1. From C Code to Hardware: The Big Picture
Before designing any hardware, we need to understand what a processor actually does. When you write and run a C program, a multi-stage pipeline silently transforms your human-readable code into binary instructions that a processor can execute, one by one.
The critical handoff happens when the OS loads the binary into RAM and sets the Program Counter (PC) to the
start of main(). From that moment, the processor takes over — fetching, decoding, and executing
instructions in a tight loop until the program terminates.
2. The RV32I Instruction Formats
Every instruction processed by our RV32I core is exactly 32 bits long. To handle the wide variety of operations cleanly, RISC-V organises instructions into six fundamental formats. Think of it like a standardised form — the fields are always in the same positions, making hardware decoding simple and fast.

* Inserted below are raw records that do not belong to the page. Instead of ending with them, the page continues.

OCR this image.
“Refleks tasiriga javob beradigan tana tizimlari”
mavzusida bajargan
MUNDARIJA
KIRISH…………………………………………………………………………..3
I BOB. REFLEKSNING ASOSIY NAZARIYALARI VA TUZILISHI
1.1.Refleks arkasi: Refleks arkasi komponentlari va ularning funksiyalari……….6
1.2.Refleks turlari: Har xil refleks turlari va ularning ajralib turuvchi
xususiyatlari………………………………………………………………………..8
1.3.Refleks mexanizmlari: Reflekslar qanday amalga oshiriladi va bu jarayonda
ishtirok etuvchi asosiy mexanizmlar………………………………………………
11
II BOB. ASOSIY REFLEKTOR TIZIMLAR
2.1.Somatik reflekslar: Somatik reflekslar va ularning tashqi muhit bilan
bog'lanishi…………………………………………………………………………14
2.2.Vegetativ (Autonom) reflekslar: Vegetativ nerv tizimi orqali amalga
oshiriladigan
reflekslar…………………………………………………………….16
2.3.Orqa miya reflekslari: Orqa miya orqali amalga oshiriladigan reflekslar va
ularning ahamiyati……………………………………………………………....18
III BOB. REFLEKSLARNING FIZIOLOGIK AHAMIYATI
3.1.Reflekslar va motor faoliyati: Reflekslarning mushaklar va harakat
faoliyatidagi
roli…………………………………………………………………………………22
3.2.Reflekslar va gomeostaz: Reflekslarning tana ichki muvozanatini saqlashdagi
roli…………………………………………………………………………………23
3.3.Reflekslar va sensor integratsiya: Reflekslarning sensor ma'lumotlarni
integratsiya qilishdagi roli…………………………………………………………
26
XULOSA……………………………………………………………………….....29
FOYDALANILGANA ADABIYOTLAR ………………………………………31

| Type | 31–25 | 24–20 | 19–15 | 14–12 | 11–7 | 6–0 |
|---|---|---|---|---|---|---|
| R | funct7 | rs2 | rs1 | funct3 | rd | opcode |
| I | imm[11:0] | rs1 | funct3 | rd | opcode | |
| S | imm[11:5] | rs2 | rs1 | funct3 | imm[4:0] | opcode |
| B | imm[12,10:5] | rs2 | rs1 | funct3 | imm[4:1,11] | opcode |
| U | imm[31:12] | rd | opcode | |||
| J | imm[20,10:1,11,19:12] | rd | opcode | |||
The three register fields appear in fixed bit positions across all formats — rs1 is always at
bits [19:15], rs2 at [24:20], and rd at [11:7]. This means the register file can
begin reading operands before decoding is even complete, which is a key reason RISC-V decodes so efficiently
in hardware.
The immediate field (imm) is a constant value embedded in the instruction. For
types that use it (I, S, B, U, J), the immediate is scattered across different bit ranges and must be
reconstructed and sign-extended to 32 bits by a dedicated Sign Extender block.
| Format | Opcode (hex) | Typical Use | Example Instructions |
|---|---|---|---|
| R-type | 0x33 |
Register ↔ register arithmetic/logic | add, sub, and, or, xor, sll, srl, sra, slt |
| I-type | 0x13, 0x03 |
Immediate arithmetic, loads, jalr | addi, lw, lh, lb, jalr |
| S-type | 0x23 |
Memory store | sw, sh, sb |
| B-type | 0x63 |
Conditional branch | beq, bne, blt, bge, bltu, bgeu |
| U-type | 0x37, 0x17 |
Large immediates | lui, auipc |
| J-type | 0x6F |
Unconditional jump | jal |
3. High-Level Architecture: Datapath & Control Unit
A single-cycle RISC-V processor is built from two cooperating subsystems. The Datapath is the "muscle" — it moves, computes, and stores data. The Control Unit is the "brain" — it reads each instruction and generates the signals that tell the datapath what to do.
4. The Datapath: Component by Component
4.1 The Program Counter
The Program Counter (PC) is the processor's "bookmark" — a 32-bit register that holds the address of the instruction currently being executed. It is implemented as a simple positive-edge-triggered D flip-flop with an asynchronous active-high reset. On every rising clock edge, it captures the next PC address computed by the datapath.
Normally, PC_next = PC + 4, since instructions are 4 bytes wide (word-aligned). But when a
branch or jump is taken, the PC is loaded with a target address instead.
module programCounter(
input clk, rst,
input [31:0] pc_in, // Next PC (PC+4, branch target, or jump target)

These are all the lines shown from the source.